Up to July 26, 2013, you could find my very long, detailed recounting of the trip the two journalists took,with a number of translated quotes from the original German article here. The reaction to this blogpost was overwhelming and the many readers, the post had, were shocked to hear what is going on in the Sinai regarding the horrific torture of innocent human beings held hostage.

However, the publishers of the Süddeutsche Zeitung Magazin asked me to remove my post as their licensing department has purchased the rights for the translation to exclusive partners and they fear my post could interfere with this.

I have been assured that the article I find so important for English readers to read will be published in translation shortly in a big newspaper/mag, so it will then be possible for the English speaking audience to read the article in it's complete form.

As things stand, I have decided to oblige with their request and remove my recounting of the journey on this blog so as not to interfere with the said republishing process. I am very much interested that the article in translation finds it's way in whole into the English speaking public sphere.

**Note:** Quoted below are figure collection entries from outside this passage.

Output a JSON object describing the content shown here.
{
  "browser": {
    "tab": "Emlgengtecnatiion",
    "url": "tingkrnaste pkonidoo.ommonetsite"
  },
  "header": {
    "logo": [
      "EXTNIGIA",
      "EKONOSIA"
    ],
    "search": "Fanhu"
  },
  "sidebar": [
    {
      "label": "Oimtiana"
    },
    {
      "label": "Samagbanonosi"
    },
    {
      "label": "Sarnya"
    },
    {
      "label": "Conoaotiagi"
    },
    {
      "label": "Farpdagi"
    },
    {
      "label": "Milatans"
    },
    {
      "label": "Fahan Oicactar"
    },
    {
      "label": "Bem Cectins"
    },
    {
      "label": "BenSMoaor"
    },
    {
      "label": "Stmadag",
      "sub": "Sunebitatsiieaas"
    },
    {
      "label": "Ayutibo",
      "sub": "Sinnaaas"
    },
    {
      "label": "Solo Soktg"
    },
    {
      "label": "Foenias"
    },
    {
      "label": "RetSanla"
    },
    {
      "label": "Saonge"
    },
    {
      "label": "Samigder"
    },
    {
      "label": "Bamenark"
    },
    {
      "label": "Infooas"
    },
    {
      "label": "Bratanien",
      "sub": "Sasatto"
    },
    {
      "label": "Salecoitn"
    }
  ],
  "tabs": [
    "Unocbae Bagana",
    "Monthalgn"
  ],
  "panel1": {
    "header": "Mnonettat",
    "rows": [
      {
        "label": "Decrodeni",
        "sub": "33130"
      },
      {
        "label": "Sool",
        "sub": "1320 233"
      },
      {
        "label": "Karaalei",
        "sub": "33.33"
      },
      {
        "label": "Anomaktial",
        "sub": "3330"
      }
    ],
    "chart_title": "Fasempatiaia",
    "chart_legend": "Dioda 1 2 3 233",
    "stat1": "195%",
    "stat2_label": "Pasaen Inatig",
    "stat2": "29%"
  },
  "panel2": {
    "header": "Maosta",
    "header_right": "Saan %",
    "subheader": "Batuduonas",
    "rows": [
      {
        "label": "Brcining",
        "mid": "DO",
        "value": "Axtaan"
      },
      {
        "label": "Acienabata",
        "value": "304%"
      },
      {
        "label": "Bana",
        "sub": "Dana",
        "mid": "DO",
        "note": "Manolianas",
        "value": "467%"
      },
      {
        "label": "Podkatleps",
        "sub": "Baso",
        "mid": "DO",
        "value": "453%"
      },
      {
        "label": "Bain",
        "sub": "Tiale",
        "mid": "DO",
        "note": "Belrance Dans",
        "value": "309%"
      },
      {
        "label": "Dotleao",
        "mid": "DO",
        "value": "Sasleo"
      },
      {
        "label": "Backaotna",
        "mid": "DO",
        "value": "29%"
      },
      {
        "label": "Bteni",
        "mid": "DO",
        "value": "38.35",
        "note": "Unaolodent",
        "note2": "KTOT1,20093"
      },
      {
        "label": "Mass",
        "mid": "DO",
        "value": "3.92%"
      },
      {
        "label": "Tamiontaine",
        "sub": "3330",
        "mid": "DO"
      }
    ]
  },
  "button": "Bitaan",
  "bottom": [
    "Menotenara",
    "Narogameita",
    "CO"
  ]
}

My post was intended to inform and raise awareness of the horrors that happen daily in the Sinai. In this I was agreed with the author, who wanted nothing as much as to stir the world in order for it to wake up and make an effort to finally put an end to these unbelievable atrocities that have cost thousands of African lives in the last years.

(Read my article in the Daily News Egypt on this, and check this blog for further posts on the subject.)


Three quotes from the original article I would like you to read and know.

Of those hostages, who after horrible torture manage to come free, many are arrested by the Egyptian authorities, if they are badly injured, handcuffed to hospital beds, or otherwise thrown into jail. Michael Obert writes on this:

» Because, instead of going after the kidnappers and torturers, the Egyptian authorities go after the victims. «

That is – in addition to the original torture by the kidnappers – a serious crime and, as the representative for the UNHCR in Cairo puts it rightly, "a violation of the Geneva Convention".

The Bedouin guide, who led the journalists to the place were the torture chambers are hidden in houses of Bedouin human traffickers, showed himself outraged:

» "If only one European is abducted somewhere in the Middle East, then the whole world cries out, the media goes crazy and everything is done to rescue the hostage – but with thousands of Africans the world looks away and lets them rot to die."«

And one of the reasons behind this, Michael Obert points out:

» Because the world can't see these people and hardly anyone knows their stories, the kidnappers can torture them unhindered. «

Let us raise awareness where we can so the world starts to 'see' these people who suffer such incredible pain in the darkness of windowless rooms in torture chambers in the Sinai.

It is up to us to make it impossible for the kidnappers to torture them 'unhindered'. It is up to us and up to how much effort we make to put a stop to this, that decides the fate and often decides over the lives of those who fell victim to human trafficking in Sinai.

Theses horrors must come to an end. Once and for all.